The chat function turned out to also be a very effective way to share resources. In past in-person trainings, if someone had a connection or resource to share this typically happened between individuals sitting together. But in a virtual setting, most reviewers shared resources through the chat. What was once a casual exchange between table-mates or a single small group interaction was suddenly public and accessible to all.

Pro Tip: Whether in-person or online, collecting real-time feedback from conference attendees will improve your planning. We wanted to be transparent about what reviewers shared with us and commit to making adjustments right away. To do this, we invited in-depth feedback through surveys that we sent to participants at the end of each day. We were able to incorporate much of their responses into the following day’s sessions and highlight the changes we made.

4. Reinvent the ‘turn and talk’ through breakout rooms

A big concern we had was how to keep engagement at a high level and find a way to build community when participants were separated by thousands of miles. For our in-person training, we often made time for small group discussions and quick turn-and-talks to break up all of the intensive information participants were learning. We did not want to lose this nor did we want folks dropping off the session simply because we weren’t holding their attention.

The Zoom breakout room functions were ideal for us to maintain our small group strategy and to try new things as well. Groups could be a variety of sizes, assigned randomly, or assigned purposefully. This allowed us to really shake up who was working together and build community through deliberate groupings. The Zoom platform provides the ability to send messages to breakout groups and to set specific times groups will meet together. Sometimes, the ‘turn and talks’ would only be for a minute or two. Other times, the discussions would be longer so reviewers could dive deeply into topics. Always, we set aside time for whole group sharing when participants came back to the main room.

Our breakout room use meant that no session ever looked the same and that participants were never staying in one place without a way to process and learn from each other for very long.

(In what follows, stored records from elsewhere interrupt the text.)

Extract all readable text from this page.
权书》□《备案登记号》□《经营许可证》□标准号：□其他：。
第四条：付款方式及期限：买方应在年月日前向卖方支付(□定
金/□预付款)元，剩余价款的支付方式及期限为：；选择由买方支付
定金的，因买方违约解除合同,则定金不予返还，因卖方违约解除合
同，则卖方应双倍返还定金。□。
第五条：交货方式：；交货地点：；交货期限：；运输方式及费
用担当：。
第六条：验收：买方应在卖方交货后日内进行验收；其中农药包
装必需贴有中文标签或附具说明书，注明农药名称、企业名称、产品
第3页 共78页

Circling back to the full group, facilitators used the chat and share out prompts to ensure the great ideas from the breakout rooms were not lost.

5.  Use supplemental platforms to bring sessions to life

An example of a Flipgrid activity

Zoom did not fulfil all our needs, and it’s unlikely any one platform will be enough to achieve your goals. In fact, the use of additional platforms to bring sessions to life and facilitate public resource sharing was widespread in our training. Included in our supplemental add-ons were programs such as Jamboard and Flipgrid. In one session, a facilitator created a virtual ‘escape room’ where participants had to demonstrate their learning about the science of reading in order to get out of the room and move on to the next activity.

Sharon Elizabeth tweet: Looking forward to #EdReports Virtual Conference Day 2. Learning a lot from great educators and reviewers across the US. Love the engaging activities and @EdReports using @Zoom and @jamboard.

Be flexible enough to explore new platforms that will work well with your primary one, and consider creative ways the platforms can support your sessions.

Embrace the Moment, Learn, and Improve

This training was not a one-and-done. We do not plan to use this training as a simple template to be followed year after year. Part of our shift in thinking was in treating this as an evolving process as opposed to a one-off event.

Building community, creating a truly equitable space, and ensuring deep learning are longtime ventures that can only be achieved if we continue working with and supporting the educators who dedicate their time and expertise to help us fulfil our mission. 

These educators inspire us to challenge ourselves to think in new ways, to adapt to solve real problems, and to reinvent our processes as we continue to learn together in order to provide the best experiences that value everyone’s contributions. 

We don’t know what the future holds, but we've seen what’s possible when educators from across the country come together in support of improving the educational experiences of students everywhere and it is powerful.